Moby-Dick, a book with as much physical bulk as the volumous laviathan himself, [5] is bigger than one man's tale. For this very reason chapters featuring stage directions, depicting actions to which Ishmael could not be privy, suggests holistic drama--"All the worlds a stage,/and all the men and women merely players: they have their exits and entrances"(As You Like It II.vii.139)--a drama we all must act and a drama that cannot be narrated by one voice alone. Hence the shifts not only of first person narration to third, but the shifts of narrative voice: sometimes comic, sometimes serious, sometimes ironic, sometimes didactic. Just as Moby-Dick contains all aspects of the many voiced human perspective--to whatever degree this is possible--so too its direct correlative, Moby-Dick, the White Whale, must contain all aspects of that same perspective. Moby-Dick’s nature is described variously according to the nature of the witness, though, in all those very many multitudinous descriptions, the holistic overview provides both concord and focus, displaying the White Whale’s essential and ontological nucleus. The variation of shipboard opinion regarding questions of ontology, rather like the variations of narrative voice, serve to underscore the essential mystery. And yet, more importantly, they describe the structural system of Moby-Dick as being microcosmically analogical and holistic, where each element of the book is related to the whole, where each view is an inkling of a new cosmological vision, where each point of light is derived from the blinking blinding light of Moby-Dick.


Works Cited

Fussell, Edwin “Moby-Dick and the American West” New Oxford Review. 1993

Chase, Richard Volney, The American Novel and its Tradition Garden City, N. Y., Doubleday, 1957.
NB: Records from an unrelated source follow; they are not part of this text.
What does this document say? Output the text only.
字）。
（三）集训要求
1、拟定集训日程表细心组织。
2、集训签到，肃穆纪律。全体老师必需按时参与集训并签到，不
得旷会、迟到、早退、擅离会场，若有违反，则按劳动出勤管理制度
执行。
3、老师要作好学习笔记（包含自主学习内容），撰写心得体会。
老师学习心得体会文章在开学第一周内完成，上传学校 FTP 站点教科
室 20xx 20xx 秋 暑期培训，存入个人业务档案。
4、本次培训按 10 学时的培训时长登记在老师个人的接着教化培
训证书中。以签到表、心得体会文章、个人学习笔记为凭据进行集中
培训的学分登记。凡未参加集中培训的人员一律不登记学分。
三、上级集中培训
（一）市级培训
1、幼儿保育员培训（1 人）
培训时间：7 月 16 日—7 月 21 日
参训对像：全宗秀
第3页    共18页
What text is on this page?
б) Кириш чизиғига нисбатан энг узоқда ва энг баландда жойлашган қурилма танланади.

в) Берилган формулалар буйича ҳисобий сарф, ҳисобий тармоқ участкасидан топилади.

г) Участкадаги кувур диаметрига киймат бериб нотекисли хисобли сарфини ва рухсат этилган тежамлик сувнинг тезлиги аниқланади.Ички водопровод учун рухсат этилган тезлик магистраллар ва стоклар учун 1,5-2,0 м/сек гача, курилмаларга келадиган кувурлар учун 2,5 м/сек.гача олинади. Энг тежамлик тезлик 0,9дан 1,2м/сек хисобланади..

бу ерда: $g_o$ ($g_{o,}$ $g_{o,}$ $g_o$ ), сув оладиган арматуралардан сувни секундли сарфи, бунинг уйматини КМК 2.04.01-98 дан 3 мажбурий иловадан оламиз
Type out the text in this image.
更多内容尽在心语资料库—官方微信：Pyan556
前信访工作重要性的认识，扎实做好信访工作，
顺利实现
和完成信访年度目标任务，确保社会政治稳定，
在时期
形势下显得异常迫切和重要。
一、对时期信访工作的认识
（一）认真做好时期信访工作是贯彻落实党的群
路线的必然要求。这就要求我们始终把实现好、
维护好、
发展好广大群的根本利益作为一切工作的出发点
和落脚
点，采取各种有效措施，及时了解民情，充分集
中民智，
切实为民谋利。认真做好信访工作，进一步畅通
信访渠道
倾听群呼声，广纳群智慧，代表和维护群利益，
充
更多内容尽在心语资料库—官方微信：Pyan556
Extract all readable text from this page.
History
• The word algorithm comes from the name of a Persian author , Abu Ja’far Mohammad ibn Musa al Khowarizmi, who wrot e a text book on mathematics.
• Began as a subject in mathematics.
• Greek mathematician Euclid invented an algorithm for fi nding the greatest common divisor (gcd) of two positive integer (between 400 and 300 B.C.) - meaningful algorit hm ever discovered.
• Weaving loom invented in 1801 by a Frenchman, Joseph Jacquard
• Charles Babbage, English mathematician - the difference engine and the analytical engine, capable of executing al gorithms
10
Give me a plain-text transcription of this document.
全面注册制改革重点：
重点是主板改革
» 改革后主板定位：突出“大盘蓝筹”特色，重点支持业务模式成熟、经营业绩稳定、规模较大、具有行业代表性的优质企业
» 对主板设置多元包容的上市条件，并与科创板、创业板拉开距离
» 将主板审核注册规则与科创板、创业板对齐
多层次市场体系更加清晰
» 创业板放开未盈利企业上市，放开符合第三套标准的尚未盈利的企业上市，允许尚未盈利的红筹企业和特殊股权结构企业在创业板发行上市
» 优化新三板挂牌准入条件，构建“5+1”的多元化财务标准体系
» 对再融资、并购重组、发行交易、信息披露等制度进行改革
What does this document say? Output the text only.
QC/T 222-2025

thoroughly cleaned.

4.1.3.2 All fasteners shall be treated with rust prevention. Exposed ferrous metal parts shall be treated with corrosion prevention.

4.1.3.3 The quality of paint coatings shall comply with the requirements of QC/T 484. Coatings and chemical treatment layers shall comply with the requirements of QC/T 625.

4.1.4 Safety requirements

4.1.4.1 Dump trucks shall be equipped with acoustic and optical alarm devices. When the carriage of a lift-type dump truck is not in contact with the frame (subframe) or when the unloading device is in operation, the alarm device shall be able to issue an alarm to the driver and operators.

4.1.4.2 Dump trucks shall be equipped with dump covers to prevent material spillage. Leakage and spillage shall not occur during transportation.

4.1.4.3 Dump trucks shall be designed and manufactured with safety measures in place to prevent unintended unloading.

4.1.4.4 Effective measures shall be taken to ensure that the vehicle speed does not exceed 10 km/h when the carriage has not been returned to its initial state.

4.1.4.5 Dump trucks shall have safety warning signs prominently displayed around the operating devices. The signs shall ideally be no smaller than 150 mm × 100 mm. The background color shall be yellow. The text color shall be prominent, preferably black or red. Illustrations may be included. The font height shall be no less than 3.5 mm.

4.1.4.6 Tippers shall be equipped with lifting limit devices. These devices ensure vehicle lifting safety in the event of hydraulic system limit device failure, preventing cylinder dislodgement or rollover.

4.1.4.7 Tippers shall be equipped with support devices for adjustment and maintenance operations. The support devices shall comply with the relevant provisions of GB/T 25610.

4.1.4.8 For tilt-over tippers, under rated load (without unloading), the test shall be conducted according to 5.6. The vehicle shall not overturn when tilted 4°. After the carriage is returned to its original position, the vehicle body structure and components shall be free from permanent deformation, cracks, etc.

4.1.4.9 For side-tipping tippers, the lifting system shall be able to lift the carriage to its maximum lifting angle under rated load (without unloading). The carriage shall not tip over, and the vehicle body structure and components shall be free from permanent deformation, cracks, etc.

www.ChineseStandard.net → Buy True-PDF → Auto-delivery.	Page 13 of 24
Howard P. Vincent ed. Studies in Moby-Dick Columbus, Ohio, Charles E. Merrill Publishing Company

Journal of the History of Ideas. “Symbolism in Moby-Dick” XII  Philadelphia: Journal of the History of Ideas, Inc. 1951

Melville, Herman Moby-Dick  New York: W. W. Norton & Company Inc. 1967

Sewanee Review “Heterodoxy on Moby-Dick” LV  University of the South Sewanee, Tenn. 1947

Stern, Milton R. ed. Discussions of Moby-Dick Boston, Heath 1960



[1] A sense of this is discovered variously in Typee, the parabolic “The Lightening Rod Man,” The Confidence-Man and elsewhere.

[2] This is not to suggest that the heathen on board have all adopted Christianity: far from it. They have, as we shall see, adopted instead to orthodoxy and dogma of Ahab’s monomania.

[3] Unfortunately, Lawrence has already said: “He is warm-blooded, he is loveable. . . . the whale is not wicked. He doesn’t bite. . . . He is lonely Laviathan”(35) None of this seems to describe Moby-Dick, and much less the essence of white culture.

[4] The “Calvinistic notwithstanding clause” refers to the general understanding that understanding is generally impossible, that the workings of the All Mighty, especially concerning the patent contradiction of pre-ordination, which must include the creation of evil, essentially denies God’s absolute goodness; and also the seeming conundrum of God also and necessarily being pre-ordained.

[5] This is not merely a passing comment but another seemingly bromide connective actually owning important thematic ramifications.